Zehn Jahre nach dem Dieselskandal ist die Luft für VW erneut dünn geworden: Trotz angeblicher Nachbesserungen stoßen viele Diesel-Pkw weiterhin zu viele Schadstoffe aus. Das hat die Deutsche Umwelthilfe (DUH) vor dem Oberverwaltungsgericht Schleswig-Holstein erfolgreich eingeklagt. Das Gericht erklärte das von VW verwendete sogenannte Thermofenster für rechtswidrig – mit potenziell weitreichenden Folgen für Millionen Fahrzeuge in Deutschland.
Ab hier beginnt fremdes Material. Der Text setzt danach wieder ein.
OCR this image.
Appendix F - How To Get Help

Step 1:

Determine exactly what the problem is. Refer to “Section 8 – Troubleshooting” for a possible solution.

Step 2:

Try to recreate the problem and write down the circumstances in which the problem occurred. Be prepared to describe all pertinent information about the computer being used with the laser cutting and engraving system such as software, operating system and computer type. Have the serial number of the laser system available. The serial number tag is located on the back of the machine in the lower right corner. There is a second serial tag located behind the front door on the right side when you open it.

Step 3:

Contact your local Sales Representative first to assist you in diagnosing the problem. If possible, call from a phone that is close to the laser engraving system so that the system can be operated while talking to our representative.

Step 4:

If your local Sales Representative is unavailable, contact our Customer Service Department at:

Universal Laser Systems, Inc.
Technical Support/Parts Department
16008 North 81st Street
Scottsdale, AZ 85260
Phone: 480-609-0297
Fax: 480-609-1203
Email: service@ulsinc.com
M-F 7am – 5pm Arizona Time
Gericht: Abschaltung der Abgasreinigung ist illegal
Konkret geht es um eine Funktion in der Motorsteuerung, bei der die Abgasreinigung bei niedrigen oder hohen Temperaturen automatisch reduziert oder deaktiviert wird. VW und andere Hersteller begründen dies mit dem Motorschutz. Laut Urteil genügt diese Begründung jedoch nicht, um den Eingriff in die Abgasreinigung zu rechtfertigen.
Das Thermofenster, das VW mit Zustimmung des Kraftfahrt-Bundesamtes (KBA) eingeführt hatte, verstoße gegen EU-Umweltrecht. Damit könnte der Konzern verpflichtet werden, betroffene Fahrzeuge nachzurüsten – oder aber es drohen Fahrverbote in Innenstädten.
VW kündigt Berufung an
Der Wolfsburger Autobauer will sich mit dem Urteil nicht abfinden. VW verweist auf Gutachten des KBA, die den Einsatz des Thermofensters aus Sicherheitsgründen erlaubt hätten. Man werde daher vor dem Bundesverwaltungsgericht in Leipzig in Berufung gehen.
Für VW steht viel auf dem Spiel: Sollte die Entscheidung rechtskräftig werden, drohen Nachrüstpflichten und Schadenersatzforderungen. Auch andere Hersteller, die ähnliche Systeme verwenden, könnten in den Fokus rücken.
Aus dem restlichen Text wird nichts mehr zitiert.